Le Québec, Nation reconnue dans l’Etat, s’assume comme ayant sa propre identité. Mais cette fois-ci, l’identité affirmée par la certitude qu’ont les Québécois de former une nation ne provient pas de la différence qu’ils marquent par rapport à tous les peuples du monde, mais par rapport à leurs voisins anglophones, ayant un système politico-économique sensiblement différent (mais non éloigné) du leur. La grande guerre des Québécois est une bataille centenaire pour le maintien de leur langue - composante essentielle d’un peuple. Cette guerre se fait dans les lois aujourd’hui, mais était plus violente à une autre époque.

Je me souviens - Québec

Dans un contexte Européen, ceci se transpose de manière assez naturelle.
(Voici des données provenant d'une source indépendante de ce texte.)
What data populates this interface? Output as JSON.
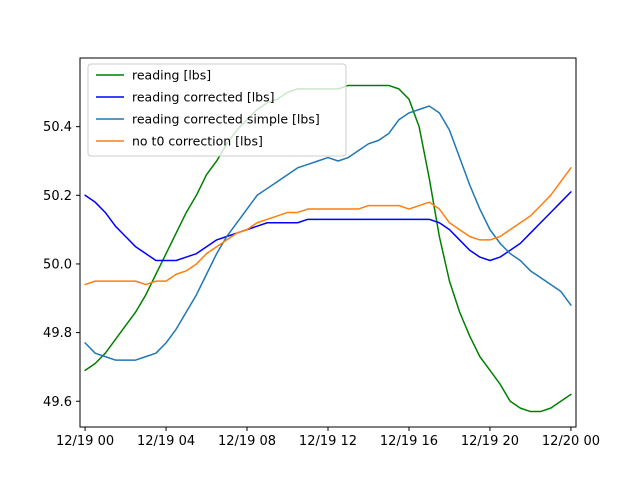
{
  "chart_data": {
    "type": "line",
    "title": "",
    "xlabel": "",
    "ylabel": "",
    "xlim": [
      -0.5,
      48.5
    ],
    "ylim": [
      49.525,
      50.6
    ],
    "grid": false,
    "legend_position": "upper-left",
    "x_ticks": [
      {
        "value": 0,
        "label": "12/19 00"
      },
      {
        "value": 8,
        "label": "12/19 04"
      },
      {
        "value": 16,
        "label": "12/19 08"
      },
      {
        "value": 24,
        "label": "12/19 12"
      },
      {
        "value": 32,
        "label": "12/19 16"
      },
      {
        "value": 40,
        "label": "12/19 20"
      },
      {
        "value": 48,
        "label": "12/20 00"
      }
    ],
    "y_ticks": [
      {
        "value": 49.6,
        "label": "49.6"
      },
      {
        "value": 49.8,
        "label": "49.8"
      },
      {
        "value": 50.0,
        "label": "50.0"
      },
      {
        "value": 50.2,
        "label": "50.2"
      },
      {
        "value": 50.4,
        "label": "50.4"
      }
    ],
    "x": [
      0,
      1,
      2,
      3,
      4,
      5,
      6,
      7,
      8,
      9,
      10,
      11,
      12,
      13,
      14,
      15,
      16,
      17,
      18,
      19,
      20,
      21,
      22,
      23,
      24,
      25,
      26,
      27,
      28,
      29,
      30,
      31,
      32,
      33,
      34,
      35,
      36,
      37,
      38,
      39,
      40,
      41,
      42,
      43,
      44,
      45,
      46,
      47,
      48
    ],
    "series": [
      {
        "name": "reading [lbs]",
        "color": "#008000",
        "values": [
          49.69,
          49.71,
          49.74,
          49.78,
          49.82,
          49.86,
          49.91,
          49.97,
          50.03,
          50.09,
          50.15,
          50.2,
          50.26,
          50.3,
          50.35,
          50.39,
          50.42,
          50.45,
          50.47,
          50.48,
          50.5,
          50.51,
          50.51,
          50.51,
          50.51,
          50.51,
          50.52,
          50.52,
          50.52,
          50.52,
          50.52,
          50.51,
          50.48,
          50.4,
          50.25,
          50.08,
          49.95,
          49.86,
          49.79,
          49.73,
          49.69,
          49.65,
          49.6,
          49.58,
          49.57,
          49.57,
          49.58,
          49.6,
          49.62
        ]
      },
      {
        "name": "reading corrected [lbs]",
        "color": "#0000ff",
        "values": [
          50.2,
          50.18,
          50.15,
          50.11,
          50.08,
          50.05,
          50.03,
          50.01,
          50.01,
          50.01,
          50.02,
          50.03,
          50.05,
          50.07,
          50.08,
          50.09,
          50.1,
          50.11,
          50.12,
          50.12,
          50.12,
          50.12,
          50.13,
          50.13,
          50.13,
          50.13,
          50.13,
          50.13,
          50.13,
          50.13,
          50.13,
          50.13,
          50.13,
          50.13,
          50.13,
          50.12,
          50.1,
          50.07,
          50.04,
          50.02,
          50.01,
          50.02,
          50.04,
          50.06,
          50.09,
          50.12,
          50.15,
          50.18,
          50.21
        ]
      },
      {
        "name": "reading corrected simple [lbs]",
        "color": "#1f77b4",
        "values": [
          49.77,
          49.74,
          49.73,
          49.72,
          49.72,
          49.72,
          49.73,
          49.74,
          49.77,
          49.81,
          49.86,
          49.91,
          49.97,
          50.03,
          50.08,
          50.12,
          50.16,
          50.2,
          50.22,
          50.24,
          50.26,
          50.28,
          50.29,
          50.3,
          50.31,
          50.3,
          50.31,
          50.33,
          50.35,
          50.36,
          50.38,
          50.42,
          50.44,
          50.45,
          50.46,
          50.44,
          50.39,
          50.31,
          50.23,
          50.16,
          50.1,
          50.06,
          50.03,
          50.01,
          49.98,
          49.96,
          49.94,
          49.92,
          49.88
        ]
      },
      {
        "name": "no t0 correction [lbs]",
        "color": "#ff7f0e",
        "values": [
          49.94,
          49.95,
          49.95,
          49.95,
          49.95,
          49.95,
          49.94,
          49.95,
          49.95,
          49.97,
          49.98,
          50.0,
          50.03,
          50.05,
          50.07,
          50.09,
          50.1,
          50.12,
          50.13,
          50.14,
          50.15,
          50.15,
          50.16,
          50.16,
          50.16,
          50.16,
          50.16,
          50.16,
          50.17,
          50.17,
          50.17,
          50.17,
          50.16,
          50.17,
          50.18,
          50.16,
          50.12,
          50.1,
          50.08,
          50.07,
          50.07,
          50.08,
          50.1,
          50.12,
          50.14,
          50.17,
          50.2,
          50.24,
          50.28
        ]
      }
    ]
  }
}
L’identité d’un Etat de l’Union est certaine et établie; on voit alors se dégager deux tendances, entre ceux qui appellent pudiquement "Europe des Nations" l’Europe qui resterait au traité de Rome (on gagne des pépettes ensemble, mais chacun garde le droit de décider pour lui-même, et on ne cherche pas vraiment à construire de grandes coopérations ensemble), et ceux qui seraient partisans d’une Europe Fédérale, avec un gouvernement central, et des régions / états / provinces qui auraient chacune leurs caractéristiques - ce vers quoi pousse le traité de Lisbonne.

Ne nous voilons pas la face : ce n’est pas dans cette perspective là que s’oriente le débat sur l’identité nationale. L’ennemi virtuel désigné par la problématique de Nation n’est pas l’Italien ou le Polonais - on a passé l’âge, pas l’Anglais, avec qui nous aurons toujours des points de désaccord, mais qui reste discret vis-à-vis du grand public, et plus l’Allemand, grand ami depuis la réconciliation qui a suivi la construction européenne. L’ennemi vient de l’intérieur, un ennemi qui rejette le pays qui a donné ses yeux pour l’accueillir, le nourrir, et lui donner toutes ses chances.

Arrêtons-nous là.

La Nation n’est rien d’autre que ce que nous en faisons. Cette tautologie signifie en particulier qu’il ne sert à rien de polémiquer à ce sujet; dans l’histoire, on a rarement vu un groupe de personne se concerter sur qui il était de manière très humaniste... en tout cas, avant une guerre.

Au lieu de "décider" qui on veut être, et si on cherchait plutôt à s’en souvenir?